Table 16: Case study of reasoning chains for PL(MT) generated from ChatGPT, and FOL(DD) generated from GPT-4.

Performance of BQA vs. MCQA

By analyzing the reasoning chains of CT and DD for PL, we observe that LLMs often employ the elimination method in MCQA. They prioritize options to select the most appropriate conclusion, thereby improving performance. Conversely, for NM, the models typically struggle to differentiate between two options and tend to hallucinate by assuming information, resulting in lower performance.

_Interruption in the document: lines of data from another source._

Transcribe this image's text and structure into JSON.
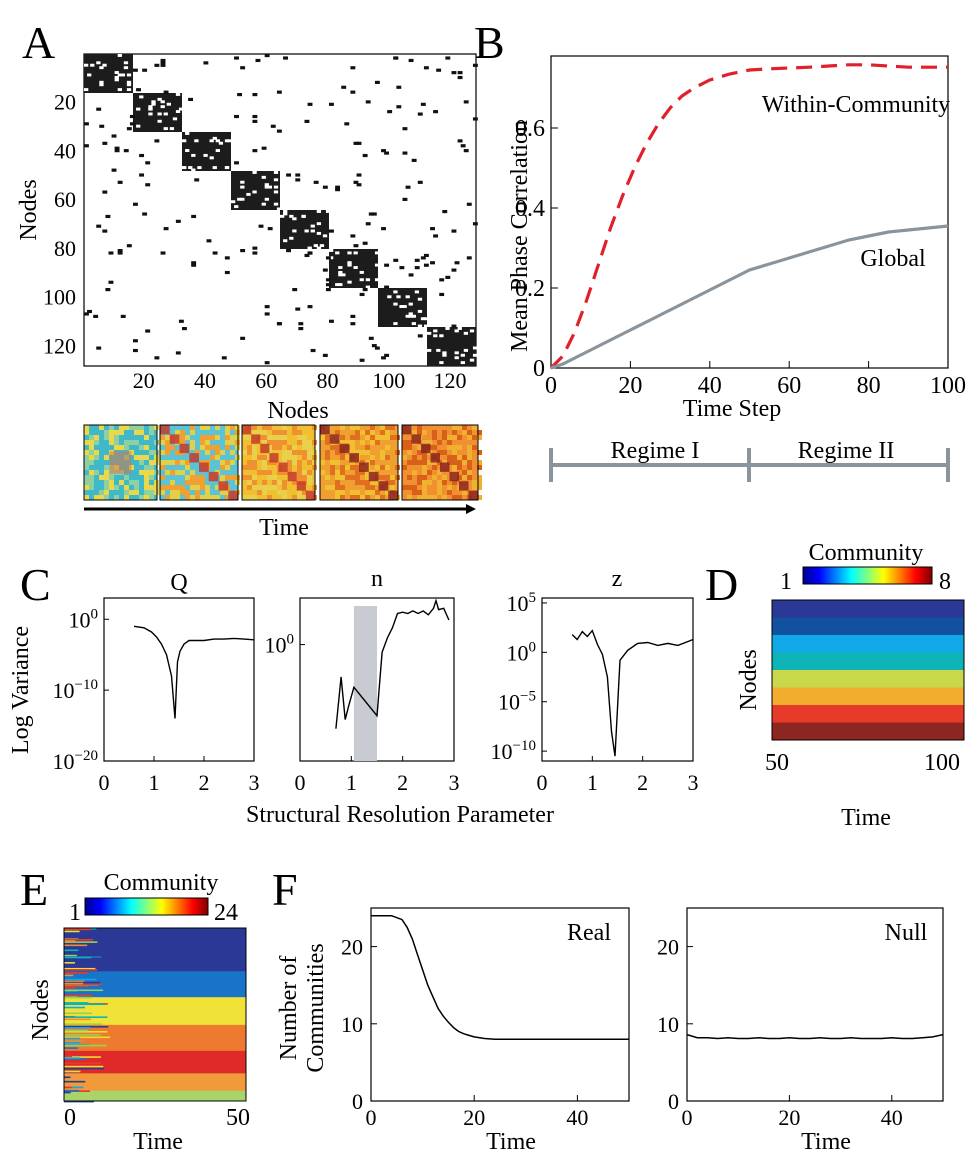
{
  "colors": {
    "within_community": "#e0202b",
    "global": "#8a949c",
    "regime_bar": "#8a949c",
    "shaded_region": "#c8ccd2",
    "community_palette": [
      "#2b3896",
      "#12519f",
      "#10a8e6",
      "#0cb4b6",
      "#c8d84a",
      "#f2ac2e",
      "#e83a2a",
      "#8d2520"
    ]
  },
  "panel_labels": {
    "a": "A",
    "b": "B",
    "c": "C",
    "d": "D",
    "e": "E",
    "f": "F"
  },
  "panel_a": {
    "xlabel": "Nodes",
    "ylabel": "Nodes",
    "time_label": "Time",
    "xticks": [
      "20",
      "40",
      "60",
      "80",
      "100",
      "120"
    ],
    "yticks": [
      "20",
      "40",
      "60",
      "80",
      "100",
      "120"
    ],
    "n_nodes": 128,
    "n_blocks": 8,
    "snapshots": 5
  },
  "panel_b": {
    "regime1": "Regime I",
    "regime2": "Regime II",
    "xticks": [
      "0",
      "20",
      "40",
      "60",
      "80",
      "100"
    ],
    "yticks": [
      "0",
      "0.2",
      "0.4",
      "0.6"
    ]
  },
  "panel_c": {
    "xlabel": "Structural Resolution Parameter",
    "ylabel": "Log Variance",
    "titles": [
      "Q",
      "n",
      "z"
    ],
    "q_ticks": [
      {
        "m": "10",
        "e": "0"
      },
      {
        "m": "10",
        "e": "−10"
      },
      {
        "m": "10",
        "e": "−20"
      }
    ],
    "n_ticks": [
      {
        "m": "10",
        "e": "0"
      }
    ],
    "z_ticks": [
      {
        "m": "10",
        "e": "5"
      },
      {
        "m": "10",
        "e": "0"
      },
      {
        "m": "10",
        "e": "−5"
      },
      {
        "m": "10",
        "e": "−10"
      }
    ],
    "xticks": [
      "0",
      "1",
      "2",
      "3"
    ]
  },
  "panel_d": {
    "title": "Community",
    "cb_min": "1",
    "cb_max": "8",
    "ylabel": "Nodes",
    "xlabel": "Time",
    "xticks": [
      "50",
      "100"
    ]
  },
  "panel_e": {
    "title": "Community",
    "cb_min": "1",
    "cb_max": "24",
    "ylabel": "Nodes",
    "xlabel": "Time",
    "xticks": [
      "0",
      "50"
    ]
  },
  "panel_f": {
    "ylabel_line1": "Number of",
    "ylabel_line2": "Communities",
    "real_label": "Real",
    "null_label": "Null",
    "xlabel": "Time",
    "yticks": [
      "0",
      "10",
      "20"
    ],
    "xticks": [
      "0",
      "20",
      "40"
    ]
  },
  "chart_data": [
    {
      "type": "line",
      "id": "B",
      "xlabel": "Time Step",
      "ylabel": "Mean Phase Correlation",
      "xlim": [
        0,
        100
      ],
      "ylim": [
        0,
        0.78
      ],
      "series": [
        {
          "name": "Within-Community",
          "style": "dashed",
          "x": [
            0,
            3,
            6,
            9,
            12,
            15,
            18,
            21,
            24,
            27,
            30,
            33,
            36,
            40,
            45,
            50,
            55,
            60,
            65,
            70,
            75,
            80,
            85,
            90,
            95,
            100
          ],
          "y": [
            0,
            0.03,
            0.09,
            0.17,
            0.26,
            0.35,
            0.43,
            0.5,
            0.56,
            0.61,
            0.65,
            0.68,
            0.7,
            0.72,
            0.735,
            0.745,
            0.748,
            0.75,
            0.752,
            0.755,
            0.758,
            0.758,
            0.755,
            0.752,
            0.752,
            0.752
          ]
        },
        {
          "name": "Global",
          "style": "solid",
          "x": [
            0,
            3,
            6,
            10,
            15,
            20,
            25,
            30,
            35,
            40,
            45,
            50,
            55,
            60,
            65,
            70,
            75,
            80,
            85,
            90,
            95,
            100
          ],
          "y": [
            0,
            0.01,
            0.025,
            0.045,
            0.07,
            0.095,
            0.12,
            0.145,
            0.17,
            0.195,
            0.22,
            0.245,
            0.26,
            0.275,
            0.29,
            0.305,
            0.32,
            0.33,
            0.34,
            0.345,
            0.35,
            0.355
          ]
        }
      ]
    },
    {
      "type": "line",
      "id": "C-Q",
      "title": "Q",
      "yscale": "log",
      "ylim_log10": [
        -20,
        3
      ],
      "xlim": [
        0,
        3
      ],
      "x": [
        0.6,
        0.8,
        0.95,
        1.05,
        1.15,
        1.25,
        1.35,
        1.42,
        1.47,
        1.52,
        1.6,
        1.7,
        1.8,
        2.0,
        2.2,
        2.4,
        2.6,
        2.8,
        3.0
      ],
      "y_log10": [
        -1,
        -1.2,
        -1.8,
        -2.5,
        -3.5,
        -5,
        -8,
        -14,
        -6,
        -4.5,
        -3.5,
        -3,
        -3,
        -3,
        -2.8,
        -2.8,
        -2.7,
        -2.8,
        -2.9
      ]
    },
    {
      "type": "line",
      "id": "C-n",
      "title": "n",
      "yscale": "log",
      "ylim_log10": [
        -9,
        3.6
      ],
      "xlim": [
        0,
        3
      ],
      "shaded": [
        1.05,
        1.5
      ],
      "x": [
        0.7,
        0.8,
        0.88,
        0.95,
        1.05,
        1.5,
        1.6,
        1.7,
        1.8,
        1.9,
        2.0,
        2.1,
        2.2,
        2.3,
        2.4,
        2.5,
        2.6,
        2.65,
        2.7,
        2.8,
        2.9
      ],
      "y_log10": [
        -6.5,
        -2.5,
        -5.8,
        -4.7,
        -3.3,
        -5.5,
        -0.6,
        0.5,
        1.3,
        2.4,
        2.5,
        2.4,
        2.6,
        2.4,
        2.6,
        2.3,
        2.8,
        3.4,
        2.7,
        2.8,
        1.9
      ]
    },
    {
      "type": "line",
      "id": "C-z",
      "title": "z",
      "yscale": "log",
      "ylim_log10": [
        -11,
        5.5
      ],
      "xlim": [
        0,
        3
      ],
      "x": [
        0.6,
        0.7,
        0.8,
        0.9,
        1.0,
        1.1,
        1.2,
        1.3,
        1.38,
        1.45,
        1.55,
        1.7,
        1.9,
        2.1,
        2.3,
        2.5,
        2.7,
        2.9,
        3.0
      ],
      "y_log10": [
        1.8,
        1.3,
        2.1,
        1.6,
        2.2,
        0.8,
        -0.2,
        -2.5,
        -8,
        -10.5,
        -0.8,
        0.2,
        0.9,
        1.0,
        0.7,
        0.9,
        0.7,
        1.1,
        1.3
      ]
    },
    {
      "type": "line",
      "id": "F-real",
      "label": "Real",
      "xlabel": "Time",
      "ylabel": "Number of Communities",
      "xlim": [
        0,
        50
      ],
      "ylim": [
        0,
        25
      ],
      "x": [
        0,
        2,
        4,
        6,
        7,
        8,
        9,
        10,
        11,
        12,
        13,
        14,
        15,
        16,
        17,
        18,
        19,
        20,
        22,
        24,
        30,
        40,
        50
      ],
      "y": [
        24,
        24,
        24,
        23.5,
        22.5,
        21,
        19,
        17,
        15,
        13.5,
        12,
        11,
        10.2,
        9.5,
        9,
        8.7,
        8.5,
        8.3,
        8.1,
        8,
        8,
        8,
        8
      ]
    },
    {
      "type": "line",
      "id": "F-null",
      "label": "Null",
      "xlabel": "Time",
      "xlim": [
        0,
        50
      ],
      "ylim": [
        0,
        25
      ],
      "x": [
        0,
        2,
        4,
        6,
        8,
        10,
        12,
        14,
        16,
        18,
        20,
        22,
        24,
        26,
        28,
        30,
        32,
        34,
        36,
        38,
        40,
        42,
        44,
        46,
        48,
        50
      ],
      "y": [
        8.6,
        8.2,
        8.2,
        8.1,
        8.2,
        8.1,
        8.1,
        8.2,
        8.1,
        8.1,
        8.2,
        8.1,
        8.1,
        8.2,
        8.1,
        8.1,
        8.2,
        8.1,
        8.1,
        8.1,
        8.2,
        8.1,
        8.1,
        8.2,
        8.3,
        8.6
      ]
    }
  ]
}
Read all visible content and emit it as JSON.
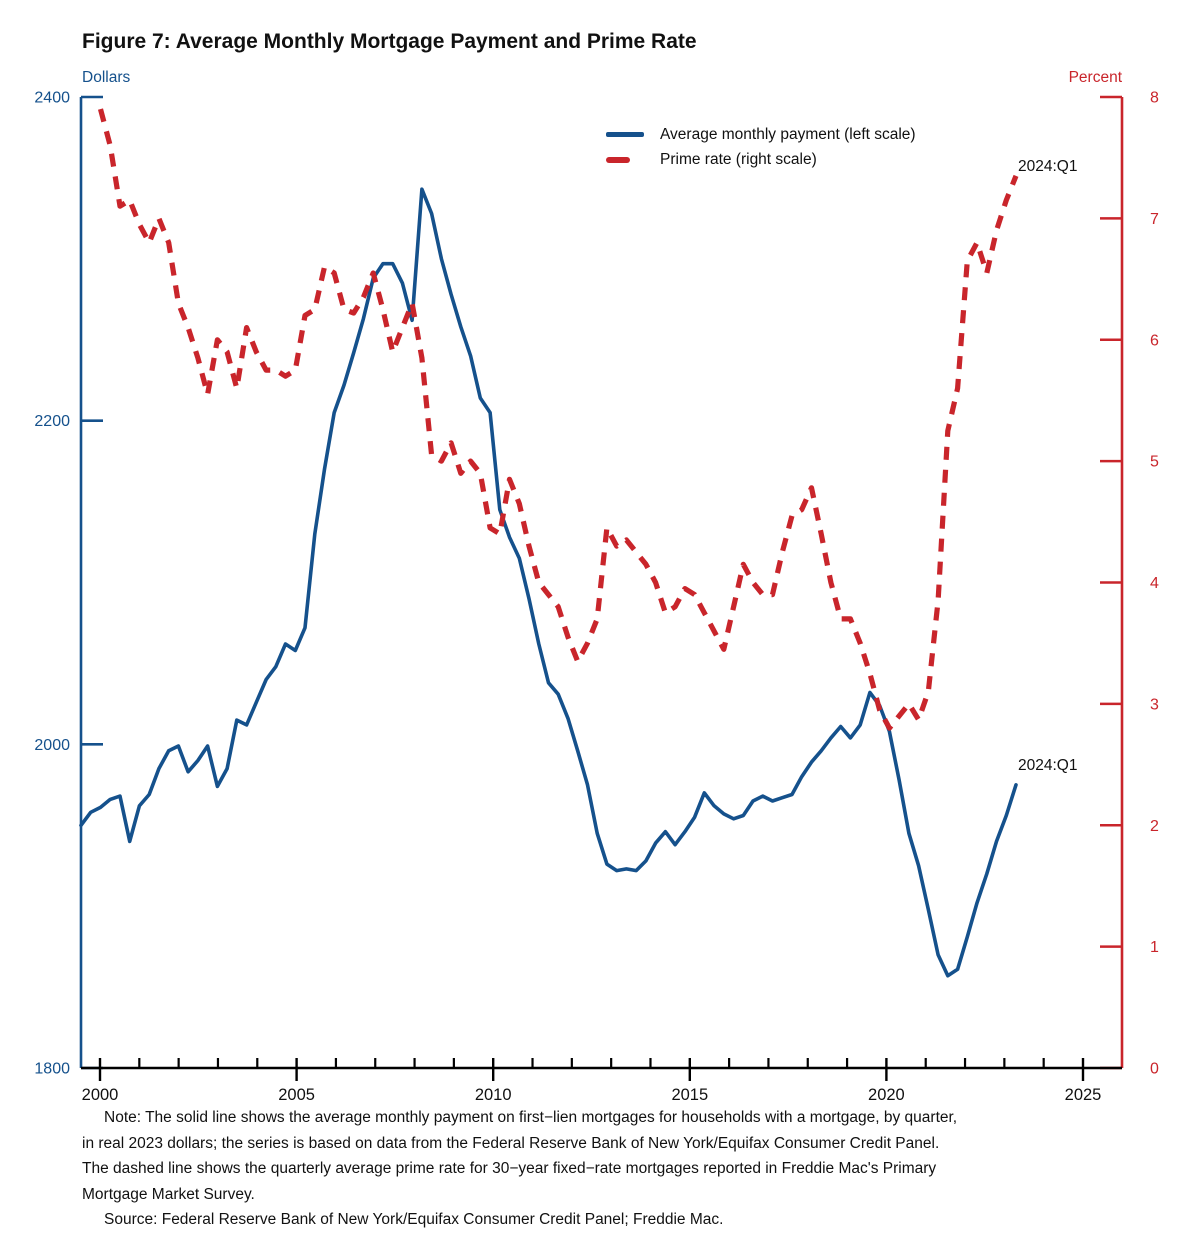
{
  "title": "Figure 7: Average Monthly Mortgage Payment and Prime Rate",
  "left_axis": {
    "unit_label": "Dollars",
    "ticks": [
      2400,
      2200,
      2000,
      1800
    ],
    "min": 1800,
    "max": 2400
  },
  "right_axis": {
    "unit_label": "Percent",
    "ticks": [
      8,
      7,
      6,
      5,
      4,
      3,
      2,
      1,
      0
    ],
    "min": 0,
    "max": 8
  },
  "x_axis": {
    "major_tick_labels": [
      "2000",
      "2005",
      "2010",
      "2015",
      "2020",
      "2025"
    ],
    "minor_tick_years_step": 1,
    "first_year": 2000,
    "last_labeled_year": 2025
  },
  "legend": {
    "items": [
      {
        "label": "Average monthly payment (left scale)",
        "style": "solid",
        "color": "#15518c"
      },
      {
        "label": "Prime rate (right scale)",
        "style": "dashed",
        "color": "#c9252b"
      }
    ]
  },
  "annotations": {
    "prime_end_label": "2024:Q1",
    "payment_end_label": "2024:Q1"
  },
  "note": {
    "lines": [
      "Note: The solid line shows the average monthly payment on first−lien mortgages for households with a mortgage, by quarter,",
      "in real 2023 dollars; the series is based on data from the Federal Reserve Bank of New York/Equifax Consumer Credit Panel.",
      "The dashed line shows the quarterly average prime rate for 30−year fixed−rate mortgages reported in Freddie Mac's Primary",
      "Mortgage Market Survey."
    ],
    "source": "Source: Federal Reserve Bank of New York/Equifax Consumer Credit Panel; Freddie Mac."
  },
  "colors": {
    "payment_line": "#15518c",
    "prime_line": "#c9252b",
    "left_axis": "#15518c",
    "right_axis": "#c9252b",
    "x_axis": "#000000",
    "text": "#111111"
  },
  "chart_data": {
    "type": "line",
    "frequency": "quarterly",
    "start_quarter": "2000Q1",
    "end_quarter": "2024Q1",
    "title": "Figure 7: Average Monthly Mortgage Payment and Prime Rate",
    "xlabel": "",
    "ylabel_left": "Dollars",
    "ylabel_right": "Percent",
    "ylim_left": [
      1800,
      2400
    ],
    "ylim_right": [
      0,
      8
    ],
    "grid": false,
    "legend_position": "upper center",
    "series": [
      {
        "name": "Average monthly payment (left scale)",
        "axis": "left",
        "style": "solid",
        "color": "#15518c",
        "values": [
          1950,
          1958,
          1961,
          1966,
          1968,
          1940,
          1962,
          1969,
          1985,
          1996,
          1999,
          1983,
          1990,
          1999,
          1974,
          1985,
          2015,
          2012,
          2026,
          2040,
          2048,
          2062,
          2058,
          2072,
          2130,
          2170,
          2205,
          2222,
          2242,
          2263,
          2288,
          2297,
          2297,
          2285,
          2262,
          2343,
          2328,
          2300,
          2278,
          2258,
          2240,
          2214,
          2205,
          2145,
          2128,
          2115,
          2090,
          2062,
          2038,
          2031,
          2016,
          1996,
          1975,
          1945,
          1926,
          1922,
          1923,
          1922,
          1928,
          1939,
          1946,
          1938,
          1946,
          1955,
          1970,
          1962,
          1957,
          1954,
          1956,
          1965,
          1968,
          1965,
          1967,
          1969,
          1980,
          1989,
          1996,
          2004,
          2011,
          2004,
          2012,
          2032,
          2024,
          2008,
          1978,
          1945,
          1925,
          1898,
          1870,
          1857,
          1861,
          1881,
          1902,
          1920,
          1940,
          1956,
          1975
        ]
      },
      {
        "name": "Prime rate (right scale)",
        "axis": "right",
        "style": "dashed",
        "color": "#c9252b",
        "values": [
          null,
          null,
          7.9,
          7.6,
          7.1,
          7.15,
          6.95,
          6.8,
          7.0,
          6.8,
          6.3,
          6.1,
          5.85,
          5.55,
          6.0,
          5.9,
          5.6,
          6.1,
          5.9,
          5.75,
          5.75,
          5.7,
          5.75,
          6.2,
          6.25,
          6.6,
          6.55,
          6.25,
          6.22,
          6.35,
          6.55,
          6.25,
          5.9,
          6.1,
          6.3,
          5.85,
          5.05,
          5.0,
          5.15,
          4.9,
          5.0,
          4.9,
          4.45,
          4.4,
          4.85,
          4.65,
          4.3,
          4.0,
          3.9,
          3.8,
          3.55,
          3.35,
          3.5,
          3.7,
          4.45,
          4.3,
          4.35,
          4.25,
          4.15,
          4.0,
          3.75,
          3.8,
          3.95,
          3.9,
          3.75,
          3.6,
          3.45,
          3.8,
          4.15,
          4.0,
          3.9,
          3.9,
          4.25,
          4.55,
          4.6,
          4.78,
          4.4,
          4.0,
          3.7,
          3.7,
          3.5,
          3.25,
          2.95,
          2.8,
          2.9,
          3.0,
          2.87,
          3.1,
          3.85,
          5.25,
          5.6,
          6.65,
          6.8,
          6.55,
          6.9,
          7.15,
          7.35
        ]
      }
    ]
  }
}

We present reasoning chains corresponding to PL and NM supporting their behavior on both BQA and MCQA tasks at https://github.com/Mihir3009/LogicBench.

Results on Yi-34B

Logic	Rule	BQA		MCQA
Type	Rule	A(No)	A(Yes)	Acc.
PL	HS	$98.81_{0.01}$	$92.13_{0.02}$	$96.67_{0.03}$
	DS	$63.61_{0.06}$	$87.25_{0.07}$	$90.00_{0.05}$
	CD	$88.88_{0.02}$	$41.04_{0.05}$	$86.67_{0.03}$
	DD	$73.69_{0.01}$	$19.53_{0.01}$	$63.33_{0.08}$
	BD	$83.62_{0.03}$	$43.38_{0.04}$	$65.00_{0.05}$
	MT	$46.88_{0.03}$	$31.55_{0.05}$	$58.33_{0.06}$
	MI	$84.49_{0.01}$	$31.57_{0.01}$	$71.67_{0.06}$
	CT	$95.48_{0.04}$	$59.15_{0.01}$	$70.00_{0.13}$
	Avg	$79.43_{0.03}$	$50.7_{0.03}$	$75.21_{0.06}$
FOL	EG	$100.0_{0.0}$	$98.33_{0.03}$	$88.33_{0.03}$
	UI	$90.32_{0.00}$	$94.64_{0.00}$	$88.33_{0.08}$
	MP	$84.87_{0.02}$	$100.0_{0.0}$	$93.33_{0.08}$
	HS	$96.67_{0.02}$	$94.52_{0.00}$	$76.67_{0.03}$
	DS	$77.42_{0.03}$	$90.28_{0.09}$	$55.00_{0.05}$
	CD	$90.41_{0.01}$	$40.39_{0.02}$	$81.67_{0.08}$
	DD	$72.77_{0.02}$	$22.20_{0.03}$	$50.00_{0.20}$
	BD	$79.60_{0.03}$	$30.05_{0.06}$	$60.00_{0.05}$
	MT	$50.95_{0.02}$	$56.11_{0.21}$	$68.33_{0.19}$
	Avg	$82.56_{0.02}$	$69.61_{0.05}$	$73.52_{0.09}$
NM	DRI	$86.10_{0.08}$	$98.25_{0.03}$	$60.00_{0.09}$
	DRS	$73.79_{0.00}$	$10.37_{0.10}$	$30.00_{0.05}$
	DRD	$85.76_{0.05}$	$100.0_{0.0}$	$55.00_{0.09}$
	DRO	$70.37_{0.04}$	$100.0_{0.0}$	$33.33_{0.06}$
	REI	$83.80_{0.03}$	$44.31_{0.09}$	$73.33_{0.08}$
	REII	$63.27_{0.02}$	$76.03_{0.06}$	$63.33_{0.08}$
	REIII	$63.89_{0.03}$	$88.33_{0.13}$	$56.67_{0.03}$
	RAP	$68.15_{0.06}$	$87.12_{0.03}$	$38.33_{0.08}$
	Avg	$74.39_{0.04}$	$75.55_{0.05}$	$51.25_{0.07}$

Table 17: Evaluation of Yi-34B in terms of accuracy on LogicBench(Eval)_BQA and LogicBench(Eval)_MCQA.

Table 17 provides results for both BQA and MCQA tasks on LogicBench.